Benefits of the Test Audience

In his post, the joy of revision, Robert Peake talks about looking at a poem’s elemental structure and intentions, and about the benefits of workshops for aesthetic calibration:

it is through input from other self-aware readers that poets can often develop most quickly, learning through feedback how their decisions affect a receptive other. Through both giving and receiving input on poems, the poet also increasingly learns to act as this receptive other for herself in composing and writing her own poems. This is why workshop groups can provide a powerful boost to the development of any writer, and especially poets.
Yet, due to the subjective nature of poetry, and the inevitable realities of interpersonal dynamics, workshop groups can tend toward consensus, which favors the safety of the known, and therefore tends toward mediocrity. However, by focusing on the poet’s specific decisions, and the effect of those decisions upon a receptive, intelligent reader, the poet can be given useful feedback. This feedback is not so much on what a reader may or may not have liked, but is instead about what is and is not working in relation to the poet’s intent

Two Poems

Check out the entirely of this second untitled poem of By Anna Akhmatova translated by Jane Kenyon… “one memory lies inside me./ I cannot and will not fight against it:/ it is joy and it is pain.// It seems to me that anyone who looks into/ my eyes will notice it immediately”.
It came to my attention via John Baker who interviewed me in 2007 for his ask-author project on how we thought about the process of Creating a text.
In other online poetry finds, this by a local writer who speaks of parenting, expectations of kids and compassionately of parent’s intents: Between the Lines. Woody will be one of the readers at Blog Out Loud live event tomorrow.

Cento in Old Rome

Christine de Pizan in The Book of the City of Ladies mentions the story of how Plato died with a book by Sappho under his pillow. Funny to think of who read and was familiar with which people in history.
In the 1400s, de Pizan, also spoke of Proba the Roman (section I.29.1) who knew all of Vergil’s poems (of 70 BCE) by heart and realized she could shuffle them to retell the story of Old and New testaments in a sort of plunder verse.
She recontextualized Vergil’s words so dexterously, as to keep his voice and tone, that he seemed “both a prophet and evangelist” retelling the scriptures.

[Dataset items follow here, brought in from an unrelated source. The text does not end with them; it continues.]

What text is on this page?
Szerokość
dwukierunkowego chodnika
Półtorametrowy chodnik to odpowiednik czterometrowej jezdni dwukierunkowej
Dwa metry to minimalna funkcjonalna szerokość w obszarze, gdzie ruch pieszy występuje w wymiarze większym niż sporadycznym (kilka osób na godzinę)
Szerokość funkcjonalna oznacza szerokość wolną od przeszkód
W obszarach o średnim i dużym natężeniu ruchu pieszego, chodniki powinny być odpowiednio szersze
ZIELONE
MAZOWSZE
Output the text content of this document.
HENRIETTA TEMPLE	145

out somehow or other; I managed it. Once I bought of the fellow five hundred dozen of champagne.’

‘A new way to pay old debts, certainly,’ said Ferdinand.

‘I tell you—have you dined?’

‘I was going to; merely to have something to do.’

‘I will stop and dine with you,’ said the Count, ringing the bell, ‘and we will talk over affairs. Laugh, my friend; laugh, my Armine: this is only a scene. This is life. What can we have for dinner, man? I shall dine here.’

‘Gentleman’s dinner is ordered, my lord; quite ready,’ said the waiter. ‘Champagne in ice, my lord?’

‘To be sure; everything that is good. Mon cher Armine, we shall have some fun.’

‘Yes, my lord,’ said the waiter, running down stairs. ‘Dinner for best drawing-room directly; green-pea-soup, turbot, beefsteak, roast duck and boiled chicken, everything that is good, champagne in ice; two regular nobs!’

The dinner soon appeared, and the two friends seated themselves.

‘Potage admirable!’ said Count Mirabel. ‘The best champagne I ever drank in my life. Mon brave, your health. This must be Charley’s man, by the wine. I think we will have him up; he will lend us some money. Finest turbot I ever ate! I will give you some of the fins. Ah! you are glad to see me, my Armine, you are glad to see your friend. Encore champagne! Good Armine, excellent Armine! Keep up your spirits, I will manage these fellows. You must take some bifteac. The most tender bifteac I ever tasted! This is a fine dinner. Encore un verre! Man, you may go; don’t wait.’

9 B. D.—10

she would run thru the Eclogue, then the Georgics, and the Aeneid […] in one part she would take several entire verses unchanged and in another borrow small snatches of verse, and through marvelous craftsmanship and conceptual subtlety, she was able to construct entire lines of orderly verse. She would put small pieces together, coupling and joining them, all the while respecting the metrical rules, art and measure in the individual feet, as well as i n the conjoining of verses[…]
This most noble lady wished that this said work, drawn up and composed through her labour, be called the Cento

Cento means patchwork as well as one hundred. A later work of verse, she also entitled Cento, but because it was 100 lines.
Christine de Pizan said Boccaccio related how this woman poet Proba was exceptional. This one work, which others might spend a lifetime on, was for her one of many.